“A high-quality history education will help pupils gain a coherent knowledge and understanding of Britain’s past and that of the wider world. It should inspire pupils’ curiosity to know more about the past. Teaching should equip pupils to ask perceptive questions, think critically, weigh evidence, sift arguments, and develop perspective and judgement. History helps pupils to understand the complexity of people’s lives, the process of change, the diversity of societies and relationships between different groups, as well as their own identity and the challenges of their time.”
The National Curriculum 2014
We want children to:
- gain a coherent knowledge and understanding of Britain’s past and that of the wider world
- be curios to know more about the past
- ask questions and develop their critical thinking skills
- begin to understand the complexity of people’s lives, the process of change, the diversity of societies and relationships between different groups
- gain a sense of their own identity within a social, political, cultural and economic background.
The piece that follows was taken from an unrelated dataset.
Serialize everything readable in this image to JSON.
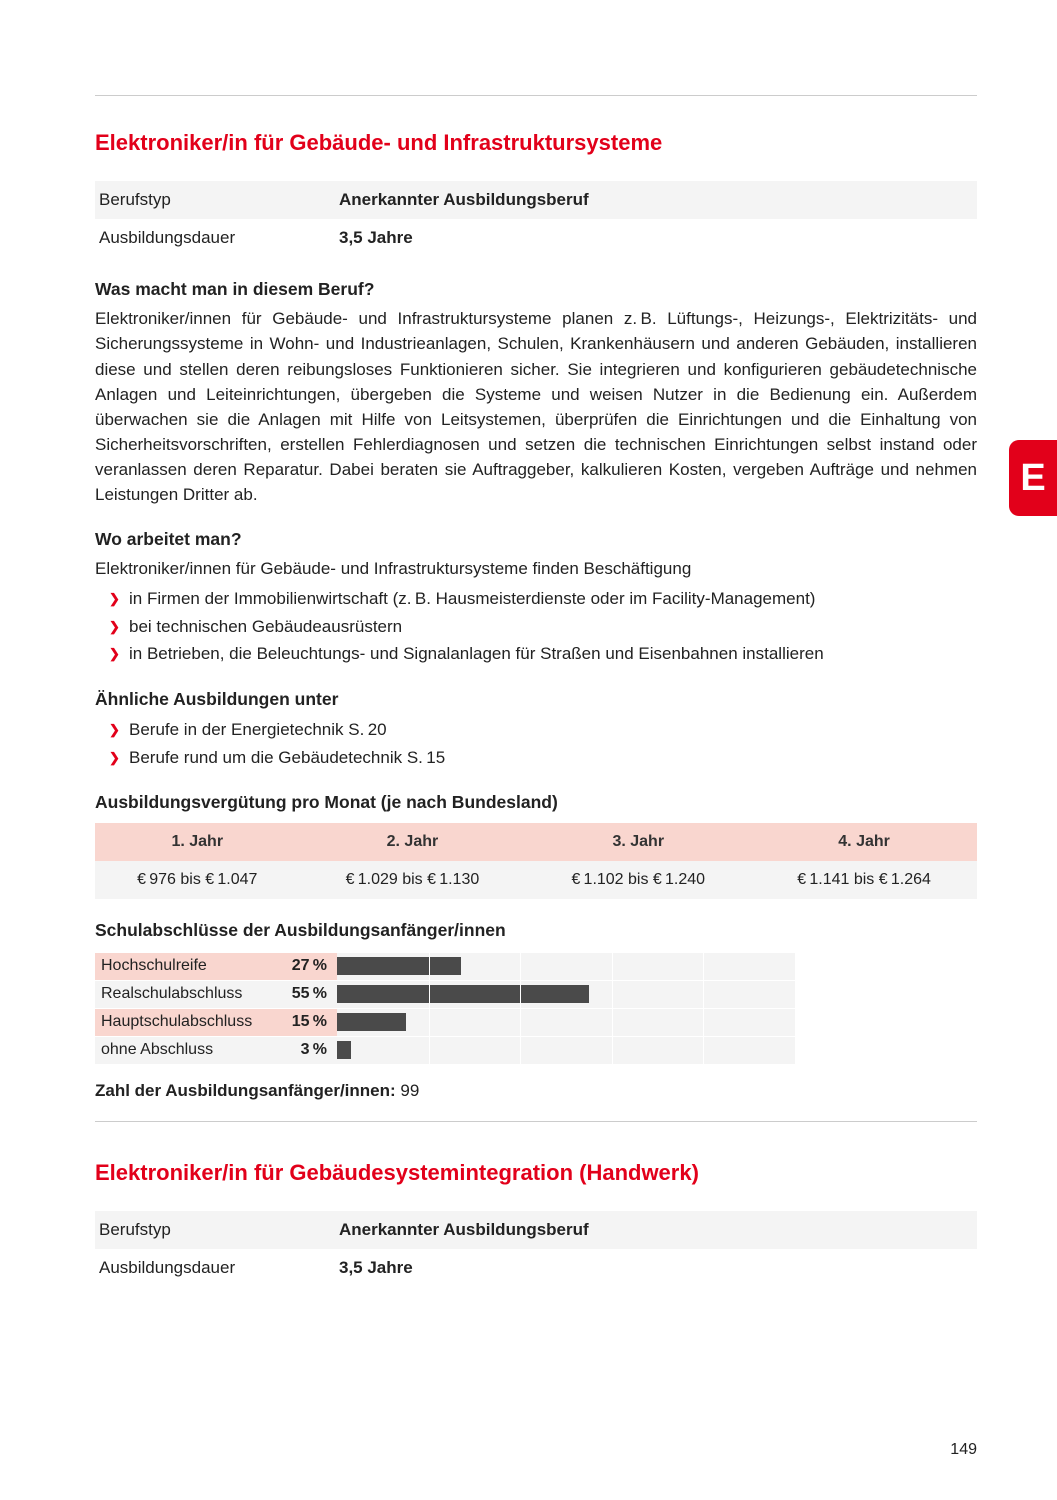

Because of this, we feel it is important for the subject to be taught discretely as well as incorporated within other curriculum subjects such as English and Art.
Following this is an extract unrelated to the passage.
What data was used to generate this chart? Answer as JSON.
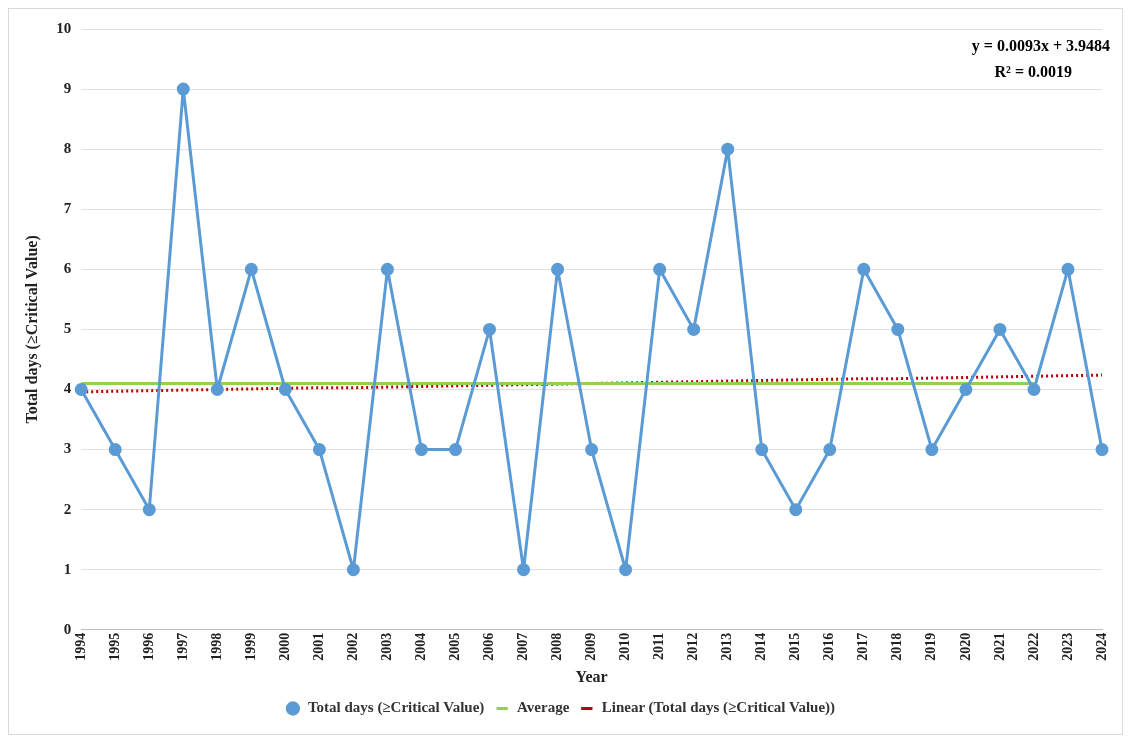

Our History curriculum includes topics for all children from Year 1 to Year 6.
Process for teaching history throughout school should include:
- Begin with action timeline that should include add-ons from previous years teaching/ start with learning the basic timeline so that it is known by the time the history topic begins. By doing this, we are using timelines as a teaching strategy that can help students construct an understanding of historical events over time, even the youngest students. Literature can be used to show, model, and help children develop concepts about time, continuity, and change in social studies as a basis for developing timelines.
- Use artefacts as a WOW to the start of a topic as well as throughout the topic. This will encourage the children to become history detectives by getting them to think about what the artefact is for, where it is from and how old it is. Artefacts help pupils question and understand the past.
- Outreach intervention: inviting people into school to talk about; demonstrate or re-enact aspects or periods in history has the effect of bringing history alive to the children and provides them with a more visual view of the topic they are covering.
- Use of ICT to support learning and make the curriculum accessible for everyone.
- End the topic with the adapted action timeline so that the children know where their topic fits in history and in relation to other episodes in history.
It is our aim that the history curriculum equips children with key knowledge and skills set out in the National Curriculum.
History is assessed and developed through the use of Foundation Subject Formative Assessment and tracked twice a year.
The impact of the History curriculum is monitored by the subject leader and evidenced in an annual portfolio.